Florida Gars are popular as sport fish. The young feed on zooplankton and insect larvae, as well as small fish. Adults mainly eat fish, shrimp, and crayfish. Although edible, they are unpopular as food. The roe is highly toxic to humans, animals, and birds.
The Florida Gar is a mid-sized species of gar. It measures from 51.7 to 132.2 cm (20.4 to 52.0 in) long and typically weighs 1.36 to 4.36 kg (3.0 to 9.6 lb). According to the IGFA, the record weight for this species is 10 kg (22 lb). This species has irregular round, black spots on the top of its head and over the entire body including the anal fin. The distance of the eyes is less than two-thirds the length of the snout. Also, it has a shorter, broad snout with a single row of irregularly spaced sharp teeth on the upper and lower jaws. No bony scales are on the throat. Their color is olive-brown on the back and upper sides, with a white to yellow belly. The young may have dark stripes on the back and sides.

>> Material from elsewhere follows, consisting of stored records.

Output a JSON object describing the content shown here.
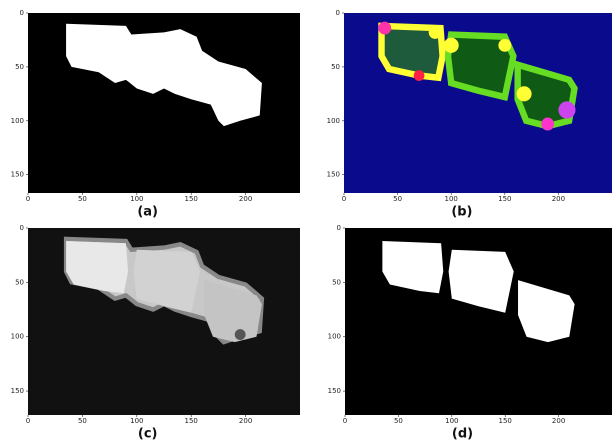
{
  "panels": [
    {
      "label": "(a)",
      "xticks": [
        0,
        50,
        100,
        150,
        200
      ],
      "yticks": [
        0,
        50,
        100,
        150
      ],
      "xlim": [
        0,
        250
      ],
      "ylim": [
        0,
        167
      ]
    },
    {
      "label": "(b)",
      "xticks": [
        0,
        50,
        100,
        150,
        200
      ],
      "yticks": [
        0,
        50,
        100,
        150
      ],
      "xlim": [
        0,
        250
      ],
      "ylim": [
        0,
        167
      ]
    },
    {
      "label": "(c)",
      "xticks": [
        0,
        50,
        100,
        150,
        200
      ],
      "yticks": [
        0,
        50,
        100,
        150
      ],
      "xlim": [
        0,
        250
      ],
      "ylim": [
        0,
        172
      ]
    },
    {
      "label": "(d)",
      "xticks": [
        0,
        50,
        100,
        150,
        200
      ],
      "yticks": [
        0,
        50,
        100,
        150
      ],
      "xlim": [
        0,
        250
      ],
      "ylim": [
        0,
        172
      ]
    }
  ]
}
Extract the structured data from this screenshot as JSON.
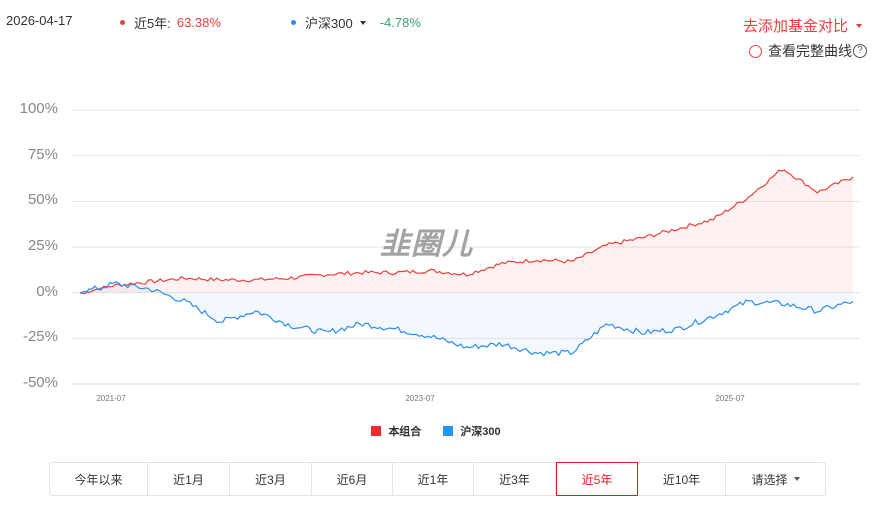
{
  "header": {
    "date": "2026-04-17",
    "series1": {
      "label": "近5年:",
      "value": "63.38%",
      "dot_color": "#e8413c"
    },
    "series2": {
      "label": "沪深300",
      "value": "-4.78%",
      "dot_color": "#2d8de8"
    },
    "compare_label": "去添加基金对比",
    "full_curve_label": "查看完整曲线",
    "help_glyph": "?"
  },
  "watermark": "韭圈儿",
  "legend": [
    {
      "label": "本组合",
      "color": "#ee2a2f"
    },
    {
      "label": "沪深300",
      "color": "#2196f3"
    }
  ],
  "tabs": [
    {
      "label": "今年以来",
      "active": false
    },
    {
      "label": "近1月",
      "active": false
    },
    {
      "label": "近3月",
      "active": false
    },
    {
      "label": "近6月",
      "active": false
    },
    {
      "label": "近1年",
      "active": false
    },
    {
      "label": "近3年",
      "active": false
    },
    {
      "label": "近5年",
      "active": true
    },
    {
      "label": "近10年",
      "active": false
    },
    {
      "label": "请选择",
      "active": false,
      "dropdown": true
    }
  ],
  "chart_data": {
    "type": "area",
    "title": "",
    "xlabel": "",
    "ylabel": "",
    "ylim": [
      -50,
      100
    ],
    "y_ticks": [
      "100%",
      "75%",
      "50%",
      "25%",
      "0%",
      "-25%",
      "-50%"
    ],
    "x_ticks": [
      "2021-07",
      "2023-07",
      "2025-07"
    ],
    "grid": true,
    "legend_position": "bottom",
    "x": [
      "2021-04",
      "2021-07",
      "2021-10",
      "2022-01",
      "2022-04",
      "2022-07",
      "2022-10",
      "2023-01",
      "2023-04",
      "2023-07",
      "2023-10",
      "2024-01",
      "2024-04",
      "2024-07",
      "2024-10",
      "2025-01",
      "2025-04",
      "2025-07",
      "2025-10",
      "2026-01",
      "2026-02",
      "2026-03",
      "2026-04"
    ],
    "series": [
      {
        "name": "本组合",
        "color": "#e8413c",
        "values": [
          0,
          4,
          6,
          8,
          7,
          7,
          8,
          10,
          11,
          11,
          12,
          10,
          16,
          18,
          17,
          26,
          30,
          35,
          40,
          52,
          68,
          55,
          63.38
        ]
      },
      {
        "name": "沪深300",
        "color": "#2d8de8",
        "values": [
          0,
          5,
          2,
          -5,
          -16,
          -10,
          -18,
          -22,
          -17,
          -20,
          -24,
          -30,
          -28,
          -33,
          -33,
          -17,
          -22,
          -20,
          -13,
          -5,
          -6,
          -10,
          -4.78
        ]
      }
    ]
  }
}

Florida Gar are relatively easy to catch. Their snouts are wide and therefore provide more of a target to sink a hook. Because of their relative ease of hooking, an angler can use many techniques to land these gar. Easily the best lure for Florida Gar is the Lambo Lure Spinner. It is the only lure made specifically for these fish. Other lures get caught up in the teeth preventing a strong hookset. The Lambo Lure is smooth; the only thing that sticks in the gar are the premium treble hooks. Other in-line spinners like Panther Martin, Mepps, Rooster Tail, and Blue Fox can also be used, but change the standard hooks to premium, terrifically sharp trebles.
In most conditions, a gar angler can use lures to land these gar, but during the colder times of the season, after cold fronts, or when the gar are buried in thick weeds live bait may be preferred. Rig a 4”-5” shiner (live or dead) or a similar sized piece of cut bait on a #4 treble with a #4 treble stinger hook. If weeds are thick, use a 1/0 single and a 1/0 stinger. Cast and use a slow stop-and-go retrieve holding your rod tip up high. When a gar takes, drop the rod tip to give slack and open your bail to let the him run. Let the gar for at least a minute then reel in slack and set the hooks hard.
Florida Gar are found from the Ocklockonee River drainage, Florida and Georgia, southward through peninsular Florida and northward to Savannah River drainage, Georgia. They can be found in medium to large lowland streams, canals, and lakes with muddy or sandy bottoms near underwater vegetation.